Question

A triangle has corners at `(9 ,7 )`, `(2 ,1 )`, and `(5 ,4 )`. What is the area of the triangle's circumscribed circle?

Answer 1

The area of the circle is aproximately `3.337,84`, with exact form `2125pi"/"2`.

Explanation:

First things first, let us visualise the points we have:

These points may look collinear, but they are not.
Now, let's draw the triangle:

And finally, the circle:

We can finally start applying formulae and such.

The area of a circle, denoted `S` in this answer, is `pir^2` where `r` is the radius.

In our case, the radius we search is the radius of the circumscribed triangle, `R`.

But how do we find `R`? Well, we could apply the Law of Sines:

`a/sinA=b/sinB=c/sinC = 2R`

So we must find one of the sides and the sine of its opposite angle, say `c=AB` and `/_C`.

The line `AB` is defined by the points `B(2,1)` and `A(9,7)`. Thus, the measure of `AB` is:

`AB=sqrt((2-9)^2+(1-7)^2)=sqrt(49+36)=sqrt85=c`

So we have found `c`. To find `C`, we must use the Law of cosine, which claims that, in any triangle:

`c^color(red)2=a^color(red)2+b^color(red)2-2abcosC`

and its analogues. We are doing this to find the value of `cos C`, from which we can derive `sin C`.

We got to find `a` and `b` too, now:

`BC=sqrt((2-5)^2+(1-4)^2)=sqrt18=3sqrt2=a`
`AC=sqrt((9-5)^2+(7-4)^2)=5=b`

`:. (sqrt85)^color(red)2=(sqrt18)^color(red)2+5^color(red)2-2sqrt18*5cosC`

`85=18+25-10sqrt18cosC => cos C =-42/(10sqrt18)`

`color(blue)(cosC=-7"/"sqrt50)`

We can see that `cos C` is negative, meaning that `C` is an obtuse angle, as visible in the diagram above.

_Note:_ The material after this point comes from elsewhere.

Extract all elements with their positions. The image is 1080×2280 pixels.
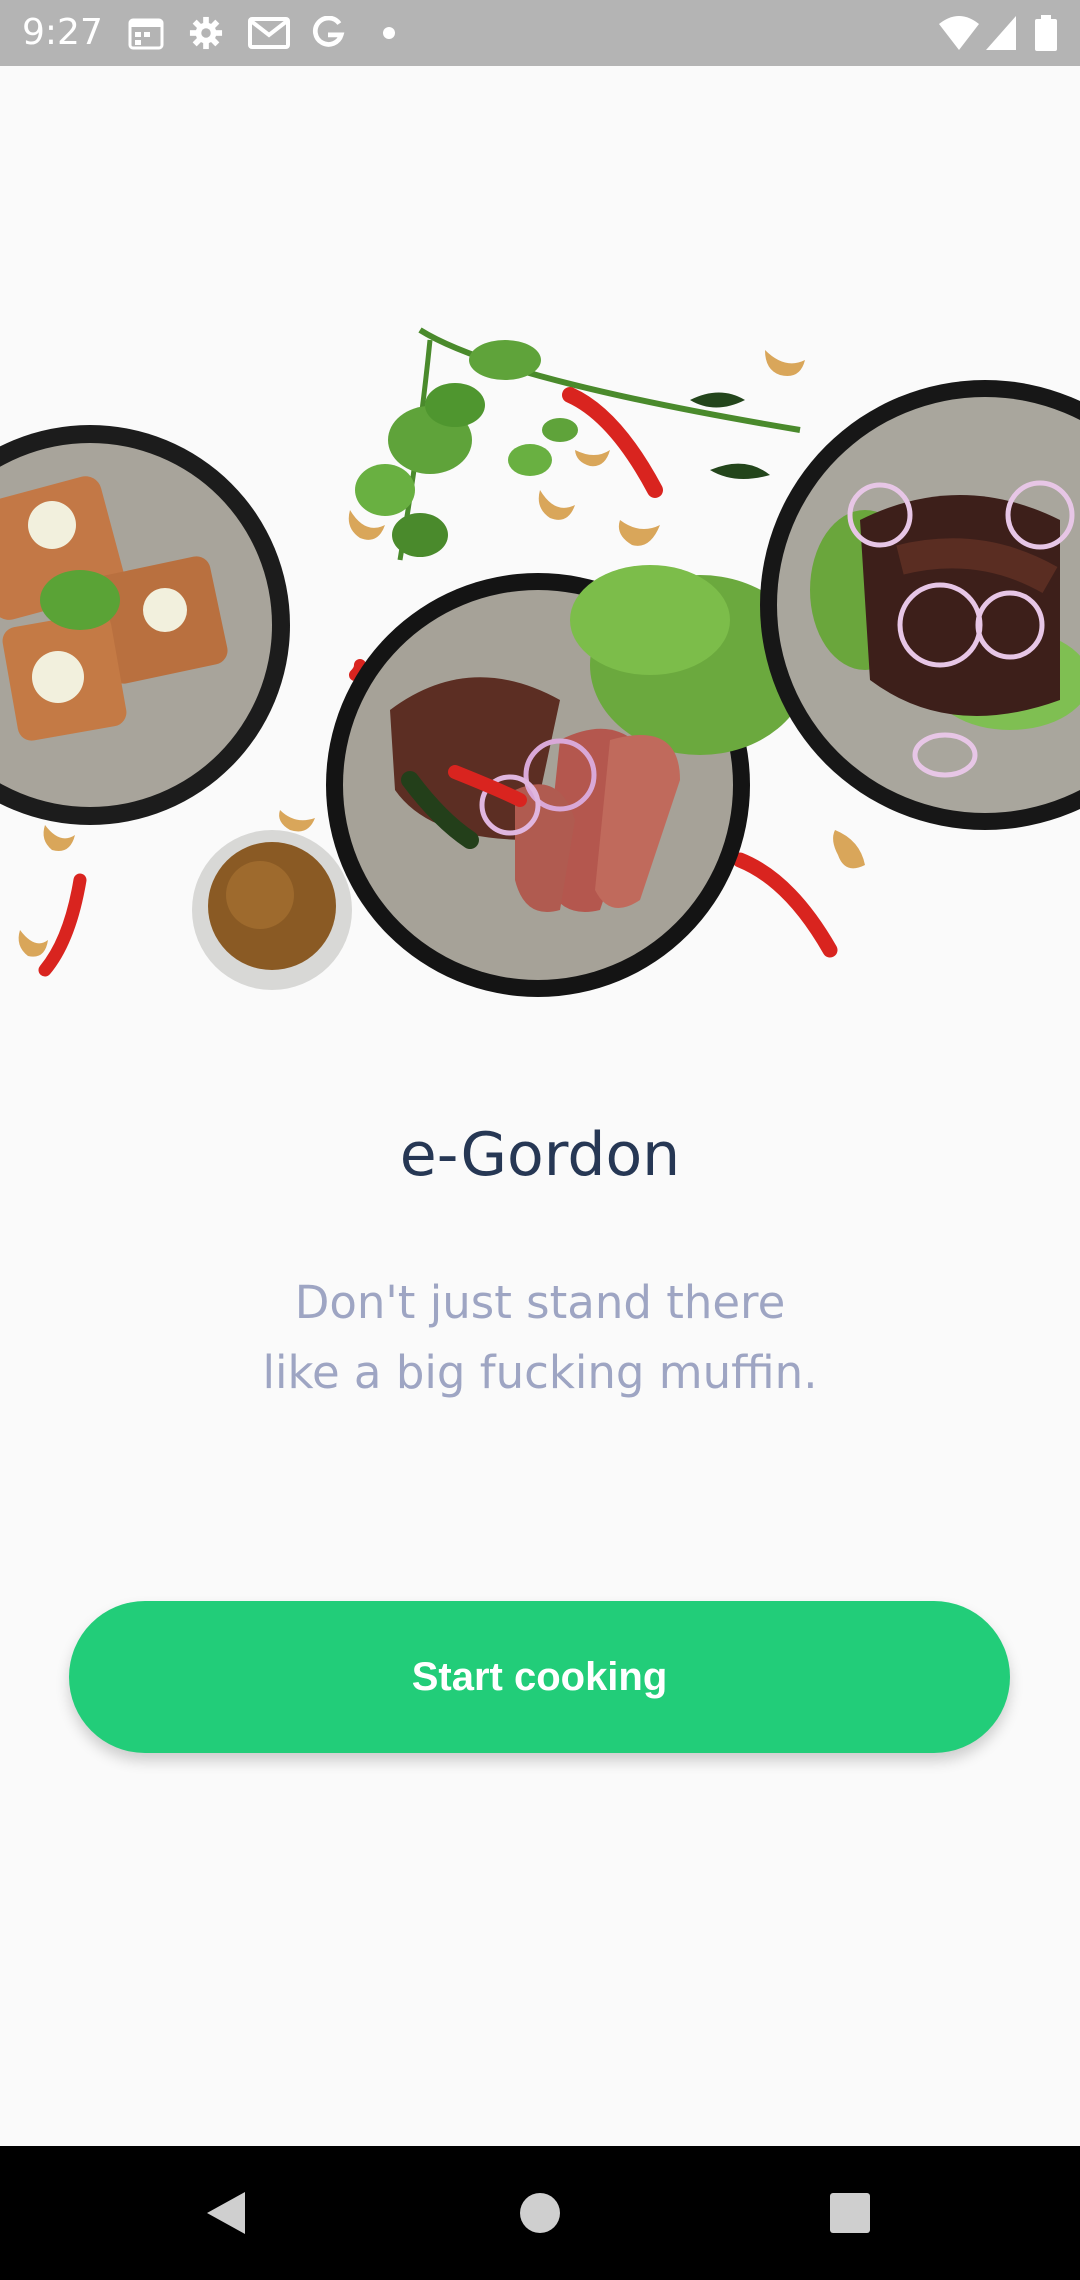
- status-time: 9:27: [22, 12, 103, 53]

From the Fundamental property of Trigonometry, we have:

`sin^color(red)2C+cos^color(red)2C=1`
`=> sinC=color(red)+sqrt(1-cos^color(red)2C)`

If you're wondering why `sin C` has to be strictly positive; it's because the sine function is positive in both the `"I"^"st"` and `"II"^"nd"` Quadrants.

`sin C = sqrt(1-49/50)=sqrt(1/50)`

Finally, we can find `R` by the Law of Sines:

`c/sinC = 2R`

`sqrt85/sqrt(1/50)=2R => R=1/2sqrt(4250)=sqrt(2125/2)`

`color(blue)(R = sqrt(2125/2)`

So the area of the circle, `S`, is equal to

`color(red)(S = piR^2 = 2125/2 pi ~~3.337,84`

Answer 2

Points `(9,7),(2,1),(5,4)`

`(9-2)^2+(7-1)^2=85`

`(5-2)^2+(4-1)^2=18`

`(9-5)^2+(7-4)^2=25`

#pi r^2 = {pi (85)(18)(25)}/{ 4(85)(18) - (25-85-18)^2} =(2125 pi)/2 #

Explanation:

There's just never any need to write a square root. Let's check the other answer.

I don't know why these questions refer to a triangle or its "corners," that is, its vertices. How about:

What's the area of the circle through `(9,7),(2,1)` and `(5,4)` ?

In this answer of mine we find

`pi r^2 = {pi A B C}/{ 4AB - (C-A-B)^2}`

where `A,B,C` are the squared lengths of the sides of the triangle I just tried to dismiss.

The denominator is actually sixteen times the squared area of the triangle. We get the squared lengths from the coordinates with no fuss: `(9,7),(2,1),(5,4)`

`A=(9-2)^2+(7-1)^2=85`

`B = (5-2)^2+(4-1)^2=18`

`C=(9-5)^2+(7-4)^2=25`

#pi r^2 = {pi (85)(18)(25)}/{ 4(85)(18) - (25-85-18)^2} =(2125 pi)/2 #

That looks a bit different from the other, featured answer. (EDIT: It had `{2210π}/23` but it's better now.) Who's right? Alpha knows. It's me!

Just eyeballing the figure in the other answer, `r approx 17` looks like about half the radius I got.